When he and I were left alone to have a chat and get to know each other in the tiny living room, it took the impotent insect more than twenty minutes to have the courage to say anything (“You look nice”). Doused in uncomfortable silence, we sat there, our shifting eyes covering much ground but not meeting. I exaggerate little when I say that every conversation we ever had thereafter began with a silence that lasted a good twenty minutes.

Throughout our marriage, we would go for weeks without exchanging more than perfunctory communications, sharing little but the bewildered quiet.

And you think that I am lonely now? Heavens.

I wish I’d listened to Chekhov, or had read him then: “If you are afraid of loneliness, don’t marry.”

I’m not so self-centered as to believe that my marriage was the most horrific or that my ex-husband was the worst. He never laid a hand on me (he would have had to stand on a stepladder to do so) or caused me physical pain. I have come across worse men. I also know that my marriage was by no means unique, nor uniquely Beiruti. In the concise words of Madame du Deffand, who, like me, was married and almost immediately separated, “Feeling no love at all for one’s husband is a fairly widespread misfortune.”

But enough about him.

I noticed Hannah that day because of two things: she ate and she was happy. She devoured everything she was offered.
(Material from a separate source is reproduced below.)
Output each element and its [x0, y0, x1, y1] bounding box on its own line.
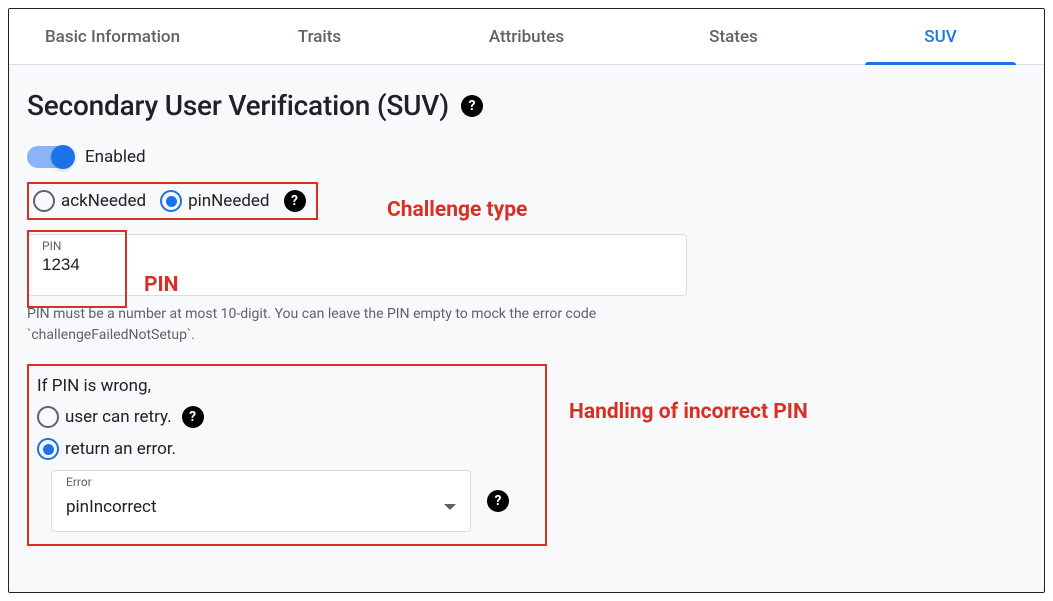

My mother or I would bring out a tray of homemade sweets, chocolates, or candy-covered almonds, and she didn’t hesitate, blink, or demur. The other guests would pretend to consider whether they should take more, hem and haw before helping themselves, but not Hannah. She thanked us profusely for every offering before gobbling it down. When I said, “Please, take two,” she did.

My dear, dear Hannah.

Yes, and she was happy. She didn’t talk much, but she seemed elated to be included, almost as if she were the groom. If not for conventions, mores, and manners, she would probably have jumped across the room and given me a hug, welcoming the new bride into her world. She lavished my ex-husband’s family and mine with joy.
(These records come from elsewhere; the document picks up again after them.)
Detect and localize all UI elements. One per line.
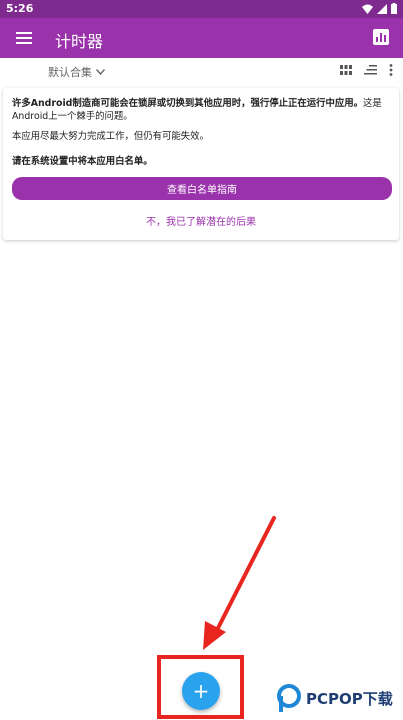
watermark: PCPOP下载 [276,684,393,712]
annotation-arrow [203,516,276,650]
watermark-logo-icon [277,684,301,712]
add-timer-button[interactable]: + [182,672,220,710]
watermark-text: PCPOP下载 [306,689,393,708]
She was there for both the engagement and the evening that passed for my wedding. What endeared her to me was that two days after I moved into my apartment she was the first to pay me a visit. I say me, and not we, because my ex-husband hated her. She was oblivious to his loathing, and to tell the truth, she was mostly oblivious to him. Until her slip into the chasm at the end of her life, Hannah had an uncanny ability to simply ignore unpleasantness, and my ex-husband was nothing if not simply unpleasant. I don’t know when she concluded that he was irrelevant, but it was early on, long before I did. She mentioned him only twice in her journals: the first time, she likened him to a porter at the airport, which in my opinion was an extraordinarily apt description; the last was when he left me and she called him a dog, a “scruffy, mangy mongrel” to be exact.